Depois que o leite seca, cessando assim a função prática de alimentar que o seio tem, a criança ainda quer continuar a sugar. Por que esse gesto inútil? Porque a sensação tátil é gostosa. Essa relação primitiva entre a boca e o seio contém toda uma teoria metafísica: o mundo é comida. Mais do que comida, o mundo é macio. É por isso que aquele que ama deseja beijar o seio da mulher amada.

Parodiando Santo Agostinho: "O que é que beijo quando beijo o seio da mulher amada?". O poeta alemão Rainer Maria Rilke (1875-1926) via, no rosto da amada, estrelas e constelações tranquilas. Beijo o seio, sim, mas também um mundo que deve ter a maciez do seio.
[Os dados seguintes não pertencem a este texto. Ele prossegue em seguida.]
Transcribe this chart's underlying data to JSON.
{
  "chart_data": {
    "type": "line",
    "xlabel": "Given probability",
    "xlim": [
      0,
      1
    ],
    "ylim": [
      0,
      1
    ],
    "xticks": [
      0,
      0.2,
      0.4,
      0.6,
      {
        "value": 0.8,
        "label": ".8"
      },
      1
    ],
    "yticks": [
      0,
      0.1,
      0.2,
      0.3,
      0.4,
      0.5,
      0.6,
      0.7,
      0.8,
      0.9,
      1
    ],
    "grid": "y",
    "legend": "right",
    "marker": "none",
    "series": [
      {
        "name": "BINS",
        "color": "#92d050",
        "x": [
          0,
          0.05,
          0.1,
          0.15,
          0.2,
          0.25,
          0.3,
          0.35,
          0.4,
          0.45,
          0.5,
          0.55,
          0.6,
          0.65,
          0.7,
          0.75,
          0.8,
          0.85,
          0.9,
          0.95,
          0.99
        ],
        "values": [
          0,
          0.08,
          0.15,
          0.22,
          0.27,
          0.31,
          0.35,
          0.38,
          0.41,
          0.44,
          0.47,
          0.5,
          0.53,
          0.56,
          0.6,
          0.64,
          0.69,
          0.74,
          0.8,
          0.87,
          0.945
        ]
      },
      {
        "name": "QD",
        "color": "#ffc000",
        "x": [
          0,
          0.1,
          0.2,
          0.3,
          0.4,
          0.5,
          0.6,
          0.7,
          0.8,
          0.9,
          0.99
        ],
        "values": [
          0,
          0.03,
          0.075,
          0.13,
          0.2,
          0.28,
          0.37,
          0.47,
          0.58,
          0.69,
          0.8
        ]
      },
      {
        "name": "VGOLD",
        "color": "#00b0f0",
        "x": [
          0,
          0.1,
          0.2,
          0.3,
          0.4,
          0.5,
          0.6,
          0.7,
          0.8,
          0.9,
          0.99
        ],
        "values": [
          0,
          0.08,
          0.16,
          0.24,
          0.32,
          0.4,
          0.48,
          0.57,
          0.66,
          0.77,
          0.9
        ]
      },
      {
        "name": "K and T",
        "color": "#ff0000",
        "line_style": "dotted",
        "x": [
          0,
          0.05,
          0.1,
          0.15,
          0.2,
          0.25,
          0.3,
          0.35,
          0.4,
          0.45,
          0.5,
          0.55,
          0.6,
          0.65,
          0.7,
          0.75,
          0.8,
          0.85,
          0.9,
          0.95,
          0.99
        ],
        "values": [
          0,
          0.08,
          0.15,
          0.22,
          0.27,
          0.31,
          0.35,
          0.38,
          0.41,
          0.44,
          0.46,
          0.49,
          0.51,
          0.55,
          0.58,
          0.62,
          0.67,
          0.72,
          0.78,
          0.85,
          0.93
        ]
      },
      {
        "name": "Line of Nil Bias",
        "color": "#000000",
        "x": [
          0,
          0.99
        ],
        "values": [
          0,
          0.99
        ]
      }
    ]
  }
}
Os bichos de pelúcia que as crianças abraçam e os travesseiros macios e perfumados que abraçamos não contêm uma lição de metafísica semelhante, uma teoria de como o mundo deveria ser?

O filósofo francês Gaston Bachelard (1884-1962) chama a atenção para a "obsessão ótica" da nossa tradição científica. A palavra "teoria" vem do grego theoria, que quer dizer "contemplar", "olhar". Para se ver, é preciso que o objeto esteja distante dos olhos e do corpo.

Nossa tradição separou a visão do toque, mas as crianças se recusam a esse corte. Nas lojas de brinquedos, os pais conscientes dizem aos filhos pequenos: "Mãozinha para trás...". Eles sabem que, nas crianças, a visão quer tocar.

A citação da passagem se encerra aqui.